Gary Thompson: Is the future of movies in movie futures?
THERE ARE probably drunks in bars right now betting that Tom Cruise's next movie will be a piece of crap.
THERE ARE probably drunks in bars right now betting that Tom Cruise's next movie will be a piece of crap.
But surely no sober person, no reasonable individual, no bookie, Vegas junkie or Mafia syndicate would try to earn a living from such wagering. And no non-lunatic would want to take revenue from wagers about Tom Cruise movies and turn it into a pillar of the U.S. economy.
That's nuts, right? Except on Wall Street, a place where decades of lax supervision have created a kind of financial Shutter Island, an insane asylum filled with people who don't know they're crazy.

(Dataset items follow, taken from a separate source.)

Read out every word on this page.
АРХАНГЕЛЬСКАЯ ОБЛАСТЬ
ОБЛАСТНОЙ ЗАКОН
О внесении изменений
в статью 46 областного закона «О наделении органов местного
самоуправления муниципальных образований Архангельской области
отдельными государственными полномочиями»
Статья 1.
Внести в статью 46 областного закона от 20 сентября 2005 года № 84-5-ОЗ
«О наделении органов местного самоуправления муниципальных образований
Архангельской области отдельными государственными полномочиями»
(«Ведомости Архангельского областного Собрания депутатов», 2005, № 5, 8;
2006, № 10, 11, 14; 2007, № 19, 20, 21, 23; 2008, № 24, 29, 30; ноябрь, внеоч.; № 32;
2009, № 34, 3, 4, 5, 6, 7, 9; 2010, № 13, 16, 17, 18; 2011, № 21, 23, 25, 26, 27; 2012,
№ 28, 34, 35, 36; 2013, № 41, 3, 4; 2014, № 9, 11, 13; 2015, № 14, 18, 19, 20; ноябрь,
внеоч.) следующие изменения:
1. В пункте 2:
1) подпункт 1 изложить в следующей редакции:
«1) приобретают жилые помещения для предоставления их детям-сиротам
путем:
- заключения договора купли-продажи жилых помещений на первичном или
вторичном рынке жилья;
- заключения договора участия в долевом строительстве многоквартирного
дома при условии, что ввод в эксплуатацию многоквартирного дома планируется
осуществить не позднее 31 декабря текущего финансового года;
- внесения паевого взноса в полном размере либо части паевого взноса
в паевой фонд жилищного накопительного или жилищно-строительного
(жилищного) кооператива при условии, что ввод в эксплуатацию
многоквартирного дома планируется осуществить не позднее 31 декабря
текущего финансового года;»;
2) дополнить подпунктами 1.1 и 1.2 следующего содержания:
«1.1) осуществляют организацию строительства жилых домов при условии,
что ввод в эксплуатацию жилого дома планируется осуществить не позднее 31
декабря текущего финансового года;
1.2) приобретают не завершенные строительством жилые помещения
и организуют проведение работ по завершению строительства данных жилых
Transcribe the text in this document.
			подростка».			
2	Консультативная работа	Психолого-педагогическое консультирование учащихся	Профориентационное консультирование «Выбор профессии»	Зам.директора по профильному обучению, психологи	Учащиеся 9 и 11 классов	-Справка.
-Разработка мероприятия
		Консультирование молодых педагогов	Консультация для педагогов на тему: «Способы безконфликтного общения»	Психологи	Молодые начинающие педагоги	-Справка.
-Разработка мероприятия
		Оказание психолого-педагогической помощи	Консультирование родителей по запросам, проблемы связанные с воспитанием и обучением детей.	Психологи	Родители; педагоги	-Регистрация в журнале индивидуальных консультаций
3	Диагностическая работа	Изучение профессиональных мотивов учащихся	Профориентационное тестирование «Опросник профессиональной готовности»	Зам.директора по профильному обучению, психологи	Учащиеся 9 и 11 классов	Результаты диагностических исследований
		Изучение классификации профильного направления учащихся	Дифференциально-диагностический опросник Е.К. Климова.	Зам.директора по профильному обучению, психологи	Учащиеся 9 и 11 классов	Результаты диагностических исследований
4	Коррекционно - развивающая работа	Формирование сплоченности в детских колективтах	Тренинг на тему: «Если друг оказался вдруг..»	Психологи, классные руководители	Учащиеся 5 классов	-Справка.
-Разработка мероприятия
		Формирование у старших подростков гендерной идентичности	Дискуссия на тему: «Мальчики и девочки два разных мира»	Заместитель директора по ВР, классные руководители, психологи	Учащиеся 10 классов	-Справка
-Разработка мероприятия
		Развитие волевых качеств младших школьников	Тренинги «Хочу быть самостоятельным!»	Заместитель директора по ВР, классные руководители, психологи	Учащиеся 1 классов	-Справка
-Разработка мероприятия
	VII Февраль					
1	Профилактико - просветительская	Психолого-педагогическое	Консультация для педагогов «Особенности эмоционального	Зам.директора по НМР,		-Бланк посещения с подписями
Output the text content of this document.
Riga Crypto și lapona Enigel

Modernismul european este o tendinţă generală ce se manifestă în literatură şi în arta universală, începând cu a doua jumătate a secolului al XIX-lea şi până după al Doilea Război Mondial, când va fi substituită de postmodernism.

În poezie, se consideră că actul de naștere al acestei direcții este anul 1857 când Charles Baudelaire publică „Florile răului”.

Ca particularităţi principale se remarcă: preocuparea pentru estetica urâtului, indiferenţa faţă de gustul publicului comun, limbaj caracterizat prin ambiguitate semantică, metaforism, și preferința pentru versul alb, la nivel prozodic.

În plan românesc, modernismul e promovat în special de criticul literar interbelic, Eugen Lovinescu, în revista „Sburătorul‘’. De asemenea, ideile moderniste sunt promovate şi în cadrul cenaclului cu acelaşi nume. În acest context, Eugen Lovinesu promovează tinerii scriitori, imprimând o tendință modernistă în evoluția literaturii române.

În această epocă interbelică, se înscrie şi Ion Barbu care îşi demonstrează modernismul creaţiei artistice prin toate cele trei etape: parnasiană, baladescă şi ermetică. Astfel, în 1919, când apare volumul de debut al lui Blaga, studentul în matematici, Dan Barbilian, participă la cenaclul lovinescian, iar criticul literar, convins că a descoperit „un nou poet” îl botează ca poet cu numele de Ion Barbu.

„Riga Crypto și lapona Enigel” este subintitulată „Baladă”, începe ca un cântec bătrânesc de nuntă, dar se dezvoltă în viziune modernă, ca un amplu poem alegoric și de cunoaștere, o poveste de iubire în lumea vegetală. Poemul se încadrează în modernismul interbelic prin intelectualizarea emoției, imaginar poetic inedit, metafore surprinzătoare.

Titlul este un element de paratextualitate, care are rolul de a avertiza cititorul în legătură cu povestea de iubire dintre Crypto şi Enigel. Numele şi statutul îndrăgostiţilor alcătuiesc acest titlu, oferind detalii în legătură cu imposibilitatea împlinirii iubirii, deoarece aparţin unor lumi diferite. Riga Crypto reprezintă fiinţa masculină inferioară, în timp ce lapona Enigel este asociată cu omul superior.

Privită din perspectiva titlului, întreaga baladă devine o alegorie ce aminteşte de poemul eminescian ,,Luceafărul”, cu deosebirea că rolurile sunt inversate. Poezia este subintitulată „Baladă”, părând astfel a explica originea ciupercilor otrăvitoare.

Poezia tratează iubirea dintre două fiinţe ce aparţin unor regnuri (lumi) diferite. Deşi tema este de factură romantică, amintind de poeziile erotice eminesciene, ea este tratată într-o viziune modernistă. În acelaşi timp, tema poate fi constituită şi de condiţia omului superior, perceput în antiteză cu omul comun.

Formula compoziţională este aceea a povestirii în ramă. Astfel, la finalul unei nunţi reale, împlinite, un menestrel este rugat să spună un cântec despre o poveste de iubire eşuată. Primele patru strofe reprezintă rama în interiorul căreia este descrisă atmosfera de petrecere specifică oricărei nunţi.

We on the outside know they're delusional because we see them on CNBC talking about collateralized debt obligations as if there really were collateral, or an obligation (to anyone but the U.S. taxpayer).
Exhibit B: The trading outfit Cantor Fitzgerald has asked the feds to approve their scheme to create an exchange where people can wager on the box office prospects of Hollywood movies.
They want to create a new futures market, tying ticket sales to a contract - if you think "Knight and Day" will make $200 million in four weeks, you purchase a $200 contract. If you smell a bomb, you take the other side. Some MIT grad, who could be at the Mayo Clinic curing leukemia, would actually sit down with a slide rule and build out the algorithms for this glorified craps game (a scenario that Hollywood ironically endorsed in the movie "21.").
To Wall Streeters, this seems reasonable, even productive. Studios, they say, could use profits from good movies to cheaply bet against, or "hedge," bad movies. Lots of industries rely on futures trading to smooth out cash flow - the exceptions, apparently, are onions (known for price swings) and movies.
To Hollywood, the whole thing is bonkers, and though I'm loath to jump to the defense of this industry, the studios have a point.
Movies are not onions (although both, it's been noted, can make you cry). Retail movie prices are already stable. And movies are not like, say, cancer drugs or the Apple iPad, developed in secrecy, then suddenly unveiled. Movies (especially blockbusters) are more chaotic, democratic.
They are shaped into a rough form, which almost always looks awful, then shown to test audiences, then reshaped, then shown to more test audiences, etc. Often, gigantic movies aren't even finished until days before they're released.
Geek nerd bloggers infiltrate the process, and post premature reviews on the Net. Sometimes they even intercept scripts and do the same thing.
The potential for corruption (a cabal of geek nerd bloggers making Wall Street wagers, then maliciously posting reviews or even misinformation) is obvious. Just as obviously, a crooked producer could engineer a really awful movie, bet against it, and make fortune - an idea so obvious Mel Brooks thought of it 40 years ago, with "The Producers."
Only now, thanks to the proposed futures market, the producer wouldn't have to sleep with old ladies to finance the scheme, just place a bet with Cantor Fitzgerald. (Which is worse?)
So the whole thing would be prone to manipulation and corruption, factors that would not diminish its popularity among futures traders, who as bookmakers will profit either way.
And once you legalize gambling on something, the derivative possibilities are endless. If people commence wagering on Tom Cruise movies, you can then start betting on how much revenue the wagering will produce, and that money can be used to form a new financial instrument.
Wall Street calls it a "synthetic" CDO, but using entertainment-world lingo, you could think of it as a Seinfeld CDO - an investment about nothing.
Just wagers piled on wagers. And so "Shrek 4" or "Knight and Day" or "MacGruber" form the foundation of an endless pile of gambling revenue, possibly a significant segment of the U.S. economy.
But is this really the best use of actual money? Was betting on crappy real estate bonds really the best use of those billions we blew on synthetic CDOs?
Couldn't that money have been invested, say, in a competent energy services company that knows how to plug leaks in deepwater drilling rigs?
Or in any real company that makes real things and employs real people?
When the bubble economy burst, incidentally, it really hurt movie production. Bloomberg reported this week that the credit debacle gutted investment capital that once funded movies - this confirms what filmmakers have told me directly. They can't find work, especially in the independent world.
And that, incidentally, is where good and even profitable movies come from. The last two Oscar winners, "Slumdog Millionaire" and "The Hurt Locker," were produced outside the studio system.
I'm glad the folks who funded "The Hurt Locker" invested in Kathryn Bigelow instead of walking up to Cantor Fitzgerald's roulette wheel and putting everything on red.
Wall Street, of course, hates the casino metaphor. They hate it when you refer to their trading schemes as gambling. And maybe they have a point.
When "Bank Dick" W.C. Fields tried to lure straight-laced Franklin Pangborn into a poker game, Pangborn protested: "But that would be gambling."
"Not the way I play it," said Fields.
Today's bank dicks couldn't have put it any better.